Summer is a slow time, and writing letters to newspapers, especially about anything other than the national election, is rarely at the top of anyone’s priority list.

But the Londonderry School Board’s recommendation to build an auditorium as a high priority on the Town’s Capital Improvements Program (CIP) list brought several residents out of the summer doldrums, both as letter writers or as commentators on the ever-popular Facebook.

The preliminary architecture and engineering for a proposed auditorium at Londonderry High School went down to defeat. But that didn’t stop the School Board from unanimously voting it in as a priority 2 on the CIP, later changed to priority 3 by the CIP committee. And that’s tax money, folks.

Of course, if no one from the public shows up at CIP or School Board meetings, the board can keep voting forward its money-spending proposals, even now, when the district has the potential to be hit with an increase in enrollment as new homes and apartments come on line.

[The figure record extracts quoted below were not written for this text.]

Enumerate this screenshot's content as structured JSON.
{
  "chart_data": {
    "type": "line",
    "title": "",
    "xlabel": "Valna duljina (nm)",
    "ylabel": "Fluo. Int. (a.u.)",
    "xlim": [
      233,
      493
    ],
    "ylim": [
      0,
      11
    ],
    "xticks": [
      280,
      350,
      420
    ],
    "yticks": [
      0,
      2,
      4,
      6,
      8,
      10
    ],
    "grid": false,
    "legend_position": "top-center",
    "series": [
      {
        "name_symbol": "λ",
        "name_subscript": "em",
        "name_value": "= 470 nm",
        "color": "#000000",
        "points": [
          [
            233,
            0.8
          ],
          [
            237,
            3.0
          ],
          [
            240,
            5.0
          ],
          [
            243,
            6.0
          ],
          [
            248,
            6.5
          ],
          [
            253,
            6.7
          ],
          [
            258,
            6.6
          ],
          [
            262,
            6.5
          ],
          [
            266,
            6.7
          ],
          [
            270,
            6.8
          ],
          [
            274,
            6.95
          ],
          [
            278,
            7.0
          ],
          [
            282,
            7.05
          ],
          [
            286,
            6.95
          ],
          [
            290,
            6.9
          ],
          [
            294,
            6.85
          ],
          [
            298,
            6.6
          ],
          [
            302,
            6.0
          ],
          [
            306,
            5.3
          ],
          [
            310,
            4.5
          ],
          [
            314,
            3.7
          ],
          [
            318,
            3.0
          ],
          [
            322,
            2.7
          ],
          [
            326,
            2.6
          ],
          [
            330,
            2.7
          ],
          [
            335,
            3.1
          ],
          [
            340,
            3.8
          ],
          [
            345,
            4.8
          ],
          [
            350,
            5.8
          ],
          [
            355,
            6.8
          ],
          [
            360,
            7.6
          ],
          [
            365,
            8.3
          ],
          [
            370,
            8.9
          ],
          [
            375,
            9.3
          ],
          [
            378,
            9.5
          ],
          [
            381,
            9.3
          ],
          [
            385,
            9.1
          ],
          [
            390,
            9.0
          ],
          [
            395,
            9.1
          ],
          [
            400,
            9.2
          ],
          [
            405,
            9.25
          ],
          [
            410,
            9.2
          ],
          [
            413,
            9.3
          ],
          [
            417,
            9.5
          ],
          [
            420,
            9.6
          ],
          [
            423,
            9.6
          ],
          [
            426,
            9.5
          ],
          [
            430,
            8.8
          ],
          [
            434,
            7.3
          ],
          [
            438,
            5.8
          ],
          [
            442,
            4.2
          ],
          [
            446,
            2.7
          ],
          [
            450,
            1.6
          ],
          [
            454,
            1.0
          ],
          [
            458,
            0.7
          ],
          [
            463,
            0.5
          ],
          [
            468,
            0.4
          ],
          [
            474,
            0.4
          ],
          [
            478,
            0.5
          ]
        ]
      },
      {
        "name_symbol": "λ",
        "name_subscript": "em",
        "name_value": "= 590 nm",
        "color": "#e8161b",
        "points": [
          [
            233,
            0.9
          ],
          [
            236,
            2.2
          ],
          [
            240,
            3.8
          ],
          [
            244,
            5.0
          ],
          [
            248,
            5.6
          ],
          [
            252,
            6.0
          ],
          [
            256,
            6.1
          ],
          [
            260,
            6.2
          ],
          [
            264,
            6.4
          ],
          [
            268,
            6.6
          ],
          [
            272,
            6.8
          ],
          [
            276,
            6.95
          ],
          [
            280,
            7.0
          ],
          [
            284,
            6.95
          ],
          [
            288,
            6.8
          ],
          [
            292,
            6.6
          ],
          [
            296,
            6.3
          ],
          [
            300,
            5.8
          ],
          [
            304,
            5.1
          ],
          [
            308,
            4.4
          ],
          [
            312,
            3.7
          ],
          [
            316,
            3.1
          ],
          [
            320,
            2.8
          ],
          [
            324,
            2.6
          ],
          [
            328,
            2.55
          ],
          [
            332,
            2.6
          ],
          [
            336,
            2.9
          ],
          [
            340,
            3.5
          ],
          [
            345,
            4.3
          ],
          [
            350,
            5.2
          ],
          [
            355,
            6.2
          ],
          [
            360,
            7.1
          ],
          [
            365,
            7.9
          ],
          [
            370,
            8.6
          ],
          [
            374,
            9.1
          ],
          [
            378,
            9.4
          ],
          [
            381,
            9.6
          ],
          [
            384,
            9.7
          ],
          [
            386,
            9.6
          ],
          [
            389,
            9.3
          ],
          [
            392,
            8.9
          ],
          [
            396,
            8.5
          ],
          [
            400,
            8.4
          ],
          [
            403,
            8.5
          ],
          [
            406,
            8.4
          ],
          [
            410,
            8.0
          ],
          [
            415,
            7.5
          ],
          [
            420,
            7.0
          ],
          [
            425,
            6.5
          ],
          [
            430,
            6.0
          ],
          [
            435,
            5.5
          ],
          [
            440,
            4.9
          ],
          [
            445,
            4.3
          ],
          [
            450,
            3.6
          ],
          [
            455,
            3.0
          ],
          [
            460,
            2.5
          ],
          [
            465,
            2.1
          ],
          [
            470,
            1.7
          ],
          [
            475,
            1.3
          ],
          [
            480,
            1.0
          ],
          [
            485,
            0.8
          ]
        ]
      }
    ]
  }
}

One of the hardest things to stomach is the argument that people didn’t realize what they were voting on when they defeated the spending proposal. Coincidentally, that’s the same argument made by the Hampstead School Board when its grand plans to build an addition to Hampstead Central School have gone down to defeat, year after year. Perhaps school board members have their own way of interpreting “no” votes on spending measures – at least they don’t seem to think it means the voters don’t want to spend the money.

Is an auditorium a “need” rather than a “want?” Is an addition at Hampstead Central a “need” as well? Both would be nice enhancements to their respective school districts, but does that constitute a “need?”

And if the voters answer no to that question, does that mean they are ill informed and don’t know what they’re doing in the voting booth? Even when they vote in favor of school budgets and other school-related money articles? Should we take for granted that voters made a mistake when it came to the auditorium and the Hampstead school addition, but knew what they were doing on everything else?

Meanwhile, we’d like to hear more about what the entertainment venue proposed for Woodmont Commons is planned to be.

Voters don’t appreciate a slap in the face, or an attempt to wear them down by putting the same proposal on the ballot year after year. Rather than criticizing those who voted down the big-ticket school items, how about listening to the will of the people, who voted no.